One of the challenges for a person who comes from Hawston is transcending the perceptions that people have formed about people born and raised in this coastal town.
These perceptions often concern teenage pregnancies, overcrowding, poverty-ridden homes and of course, abalone poaching and gang warfare.
“We need to hang on to the good things that come from Hawston too,” says Prof Ronelle Carolissen, Vice-dean of the Faculty of Education at Stellenbosch University and the first professor to be produced by Hawston Primary.
Ronelle recently delivered her inaugural lecture to a crowd that included family, friends, colleagues and people from her home town, including Mr Julius Swart, current headmaster of Hawston Primary, and several other teachers. Ronelle’s Grade 5 teacher, Mrs Alma Bucchianeri, as well as her Grade 11 and 12 Biology teacher from Harold Cressy High School, Mr Lionel Adriaan, also attended the event.
“It was a very special occasion,” says Ronelle. “Professionally, because it is the culmination of many years of hard work. Given the statistics on the number of non-white, female professors in South Africa, I’ve achieved a remarkable thing. But also personally, if I think of where I come from and about everyone who played a role in my life.”
In the late seventies, when Ronelle completed her primary school education, there was no high school in Hawston. Learners’ options were to drop out of school, risk taking the often non-functional bus to Caledon to attend Swartberg Secondary School or to move in with friends or family closer to the city to complete their education in Cape Town. As the children of two teachers who attached significant value to education, Ronelle and her three siblings all matriculated from Harold Cressy High School in Cape Town. “My parents were very involved in the Teachers’ League of South Africa and their motto was: ‘Let us live for our children’.”
After school, Ronelle obtained a BA degree with English and Psychology as majors, as well as an honours degree in Psychology from the University of KwaZulu-Natal. She followed these degrees with a Higher Education Diploma and masters degree in Clinical Psychology from the University of Cape Town.

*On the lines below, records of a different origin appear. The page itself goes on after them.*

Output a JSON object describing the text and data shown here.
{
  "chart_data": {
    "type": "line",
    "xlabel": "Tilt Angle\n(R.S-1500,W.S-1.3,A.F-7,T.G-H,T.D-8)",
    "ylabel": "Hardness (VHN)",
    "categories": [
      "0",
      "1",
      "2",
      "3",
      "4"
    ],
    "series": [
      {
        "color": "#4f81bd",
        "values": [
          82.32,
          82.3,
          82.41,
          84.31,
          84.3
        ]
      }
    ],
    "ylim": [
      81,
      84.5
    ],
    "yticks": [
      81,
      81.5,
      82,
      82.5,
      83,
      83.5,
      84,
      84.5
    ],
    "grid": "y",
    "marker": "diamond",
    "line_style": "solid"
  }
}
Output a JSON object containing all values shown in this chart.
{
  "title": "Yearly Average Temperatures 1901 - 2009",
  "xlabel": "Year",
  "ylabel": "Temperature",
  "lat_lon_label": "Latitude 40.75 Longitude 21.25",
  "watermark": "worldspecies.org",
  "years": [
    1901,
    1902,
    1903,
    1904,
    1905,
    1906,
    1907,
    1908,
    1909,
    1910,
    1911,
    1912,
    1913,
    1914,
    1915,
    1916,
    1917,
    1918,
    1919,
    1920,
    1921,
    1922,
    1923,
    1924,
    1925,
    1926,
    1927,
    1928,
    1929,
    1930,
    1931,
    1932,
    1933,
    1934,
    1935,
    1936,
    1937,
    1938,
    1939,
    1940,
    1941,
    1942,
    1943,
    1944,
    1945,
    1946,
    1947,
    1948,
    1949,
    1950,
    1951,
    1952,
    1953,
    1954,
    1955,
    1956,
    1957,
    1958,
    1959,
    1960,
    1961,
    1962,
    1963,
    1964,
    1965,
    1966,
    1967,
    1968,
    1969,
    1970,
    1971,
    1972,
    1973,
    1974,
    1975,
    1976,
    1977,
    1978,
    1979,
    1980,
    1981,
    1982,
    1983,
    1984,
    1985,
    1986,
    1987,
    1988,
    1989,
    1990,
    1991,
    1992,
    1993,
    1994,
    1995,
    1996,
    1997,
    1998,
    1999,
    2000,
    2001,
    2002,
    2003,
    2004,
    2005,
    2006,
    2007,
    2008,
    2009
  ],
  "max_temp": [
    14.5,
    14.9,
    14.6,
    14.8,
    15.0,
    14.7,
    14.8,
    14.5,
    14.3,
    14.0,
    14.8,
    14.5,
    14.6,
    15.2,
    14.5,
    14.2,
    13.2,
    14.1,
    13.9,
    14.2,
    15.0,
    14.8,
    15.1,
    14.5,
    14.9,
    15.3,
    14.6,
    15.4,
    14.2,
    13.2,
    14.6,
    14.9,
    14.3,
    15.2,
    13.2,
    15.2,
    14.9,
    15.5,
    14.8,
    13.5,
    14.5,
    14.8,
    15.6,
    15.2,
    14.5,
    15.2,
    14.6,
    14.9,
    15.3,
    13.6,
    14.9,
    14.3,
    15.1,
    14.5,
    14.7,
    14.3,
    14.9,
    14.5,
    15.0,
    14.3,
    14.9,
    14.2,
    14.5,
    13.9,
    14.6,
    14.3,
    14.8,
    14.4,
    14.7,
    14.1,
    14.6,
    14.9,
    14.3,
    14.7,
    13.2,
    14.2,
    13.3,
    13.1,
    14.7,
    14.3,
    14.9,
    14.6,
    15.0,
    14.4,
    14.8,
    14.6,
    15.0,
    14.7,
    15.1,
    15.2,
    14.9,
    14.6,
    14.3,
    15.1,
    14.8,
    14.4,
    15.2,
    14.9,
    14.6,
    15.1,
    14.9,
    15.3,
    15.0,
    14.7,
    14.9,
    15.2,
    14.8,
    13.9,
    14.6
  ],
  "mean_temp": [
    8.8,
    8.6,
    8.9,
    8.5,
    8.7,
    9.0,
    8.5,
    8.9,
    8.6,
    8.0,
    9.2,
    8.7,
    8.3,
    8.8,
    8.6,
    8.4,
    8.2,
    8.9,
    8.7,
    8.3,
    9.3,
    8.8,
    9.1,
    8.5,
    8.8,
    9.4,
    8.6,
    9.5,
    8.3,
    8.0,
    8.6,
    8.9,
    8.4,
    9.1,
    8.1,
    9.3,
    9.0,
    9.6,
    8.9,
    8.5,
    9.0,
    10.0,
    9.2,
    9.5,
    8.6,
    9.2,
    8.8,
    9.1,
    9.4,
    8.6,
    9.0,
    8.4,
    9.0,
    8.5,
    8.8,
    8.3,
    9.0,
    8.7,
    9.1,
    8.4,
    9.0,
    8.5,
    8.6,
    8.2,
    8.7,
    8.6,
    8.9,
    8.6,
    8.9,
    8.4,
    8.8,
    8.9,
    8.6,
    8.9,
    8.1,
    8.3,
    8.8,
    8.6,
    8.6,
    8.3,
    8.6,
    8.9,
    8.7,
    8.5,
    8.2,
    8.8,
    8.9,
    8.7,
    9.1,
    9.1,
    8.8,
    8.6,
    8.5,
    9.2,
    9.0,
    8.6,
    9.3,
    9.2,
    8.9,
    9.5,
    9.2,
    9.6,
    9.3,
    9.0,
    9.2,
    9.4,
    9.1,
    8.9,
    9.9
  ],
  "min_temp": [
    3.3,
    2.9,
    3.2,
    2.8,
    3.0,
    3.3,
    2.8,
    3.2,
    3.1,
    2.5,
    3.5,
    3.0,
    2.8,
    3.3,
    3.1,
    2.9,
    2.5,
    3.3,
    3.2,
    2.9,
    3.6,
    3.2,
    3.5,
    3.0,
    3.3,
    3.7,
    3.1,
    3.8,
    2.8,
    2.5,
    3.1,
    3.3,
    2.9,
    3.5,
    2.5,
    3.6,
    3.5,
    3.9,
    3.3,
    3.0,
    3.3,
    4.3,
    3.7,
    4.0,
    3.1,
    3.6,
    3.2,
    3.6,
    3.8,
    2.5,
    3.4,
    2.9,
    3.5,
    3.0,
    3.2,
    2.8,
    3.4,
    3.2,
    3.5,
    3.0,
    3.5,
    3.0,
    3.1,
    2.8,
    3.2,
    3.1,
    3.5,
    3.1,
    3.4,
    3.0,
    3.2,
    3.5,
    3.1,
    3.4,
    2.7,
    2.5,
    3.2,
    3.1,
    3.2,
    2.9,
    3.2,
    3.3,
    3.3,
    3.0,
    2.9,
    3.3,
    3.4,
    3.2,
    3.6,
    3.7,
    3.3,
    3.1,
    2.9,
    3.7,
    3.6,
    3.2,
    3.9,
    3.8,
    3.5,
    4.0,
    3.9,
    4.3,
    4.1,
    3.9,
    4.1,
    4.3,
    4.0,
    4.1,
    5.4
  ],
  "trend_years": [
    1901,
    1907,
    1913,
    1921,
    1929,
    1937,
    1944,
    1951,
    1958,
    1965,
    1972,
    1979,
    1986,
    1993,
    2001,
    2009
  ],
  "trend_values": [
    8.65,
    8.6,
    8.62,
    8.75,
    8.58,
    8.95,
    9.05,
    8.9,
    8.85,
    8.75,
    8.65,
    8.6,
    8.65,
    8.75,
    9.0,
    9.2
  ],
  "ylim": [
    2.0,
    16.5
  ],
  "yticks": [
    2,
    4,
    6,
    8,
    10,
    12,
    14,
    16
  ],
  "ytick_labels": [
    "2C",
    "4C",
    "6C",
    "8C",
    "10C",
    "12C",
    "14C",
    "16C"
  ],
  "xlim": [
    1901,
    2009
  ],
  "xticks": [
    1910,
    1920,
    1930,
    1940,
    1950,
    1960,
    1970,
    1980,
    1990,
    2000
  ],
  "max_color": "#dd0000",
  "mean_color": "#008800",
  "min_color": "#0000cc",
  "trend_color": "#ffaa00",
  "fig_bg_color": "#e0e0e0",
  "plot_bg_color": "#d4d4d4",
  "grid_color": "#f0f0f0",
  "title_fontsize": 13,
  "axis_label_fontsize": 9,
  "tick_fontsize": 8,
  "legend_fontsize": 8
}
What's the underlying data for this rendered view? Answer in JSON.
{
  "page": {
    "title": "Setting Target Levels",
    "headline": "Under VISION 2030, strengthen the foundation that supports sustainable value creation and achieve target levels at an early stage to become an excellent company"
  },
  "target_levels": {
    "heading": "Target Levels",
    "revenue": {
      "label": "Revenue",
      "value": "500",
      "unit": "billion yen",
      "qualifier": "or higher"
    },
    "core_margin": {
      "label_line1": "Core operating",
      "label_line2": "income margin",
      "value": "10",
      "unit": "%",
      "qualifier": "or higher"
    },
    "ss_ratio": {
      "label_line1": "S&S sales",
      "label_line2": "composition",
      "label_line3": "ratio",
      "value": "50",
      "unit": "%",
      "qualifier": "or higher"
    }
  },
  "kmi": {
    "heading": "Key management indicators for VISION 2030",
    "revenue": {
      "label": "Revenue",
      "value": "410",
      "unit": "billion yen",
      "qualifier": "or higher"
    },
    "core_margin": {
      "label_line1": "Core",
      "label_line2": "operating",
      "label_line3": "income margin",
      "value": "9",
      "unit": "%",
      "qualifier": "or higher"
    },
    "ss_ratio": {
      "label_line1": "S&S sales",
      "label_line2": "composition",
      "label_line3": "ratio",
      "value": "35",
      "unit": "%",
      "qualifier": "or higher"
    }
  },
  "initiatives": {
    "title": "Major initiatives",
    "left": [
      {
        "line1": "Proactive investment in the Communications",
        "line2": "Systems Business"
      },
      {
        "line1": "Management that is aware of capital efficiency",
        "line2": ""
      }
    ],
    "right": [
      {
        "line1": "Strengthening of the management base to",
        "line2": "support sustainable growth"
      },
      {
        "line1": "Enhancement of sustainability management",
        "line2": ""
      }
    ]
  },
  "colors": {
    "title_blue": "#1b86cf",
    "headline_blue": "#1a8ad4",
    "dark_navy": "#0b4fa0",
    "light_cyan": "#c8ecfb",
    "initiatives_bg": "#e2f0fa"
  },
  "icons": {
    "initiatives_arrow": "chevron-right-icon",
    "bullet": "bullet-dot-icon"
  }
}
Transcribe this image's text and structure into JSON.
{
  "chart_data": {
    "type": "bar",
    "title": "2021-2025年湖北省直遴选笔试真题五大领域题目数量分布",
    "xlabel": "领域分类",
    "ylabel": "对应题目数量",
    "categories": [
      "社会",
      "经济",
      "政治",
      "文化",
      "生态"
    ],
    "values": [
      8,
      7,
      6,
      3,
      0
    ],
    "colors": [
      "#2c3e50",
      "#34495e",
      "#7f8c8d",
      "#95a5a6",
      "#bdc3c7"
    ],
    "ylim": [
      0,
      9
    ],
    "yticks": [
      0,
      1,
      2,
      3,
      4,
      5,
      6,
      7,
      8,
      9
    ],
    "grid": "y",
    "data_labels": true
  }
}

She obtained her doctoral degree from Stellenbosch University (SU) where she has worked since 2002, first in the Department of Psychology and later at the Department of Educational Psychology in the Faculty of Education. As a lecturer, Ronelle aims to create an enabling environment in the classroom, so that any student – no matter who they are and where they come from – can participate. “My aim is to teach in a socially just and inclusive way,” she emphasises.
As she prepared to deliver her inaugural lecture, Ronelle reflected on the importance of supportive parents, family and friends and the context of the community you come from. She is hesitant to call herself a role model as she acknowledges the support and encouragement she received.
Not only did her maternal grandmother act as a role model by being one of the first teachers produced by Wesley College in Salt River, but her parents – both teachers at Hawston Primary – also actively encouraged their children to pursue tertiary training.
Her father, Hennie Carolissen, who was headmaster of Hawston Primary until his death in 1982, used to say that the fish in the sea will disappear one day and that people should qualify themselves for other jobs too.
“It is important to surround yourself with people who have your best interests at heart. That person does not necessarily have to be a family member. It might be a teacher or a sport coach or someone else in the community,” says Ronelle.
Her message to the young people of Hawston is to dream big and to find ways to make their dreams reality. “You will have setbacks but with support you will be able to overcome them. Spread your wings and see what the world has to offer, even if you would like to settle in Hawston eventually.”
Ronelle’s mother, Katherine, now 89, as well as several other family members, still live in Hawston and she tries to visit the town at least once a month.
Mr Julius Swart, headmaster of Hawston Primary, is very proud of this former learner’s achievements. “Prof Carolissen comes from a small fishermen’s village where poverty and unemployment are rife, but this didn’t hold her back. As educators we want to teach our learners that there is a world beyond this town and that they can be successful if they put their mind to it.”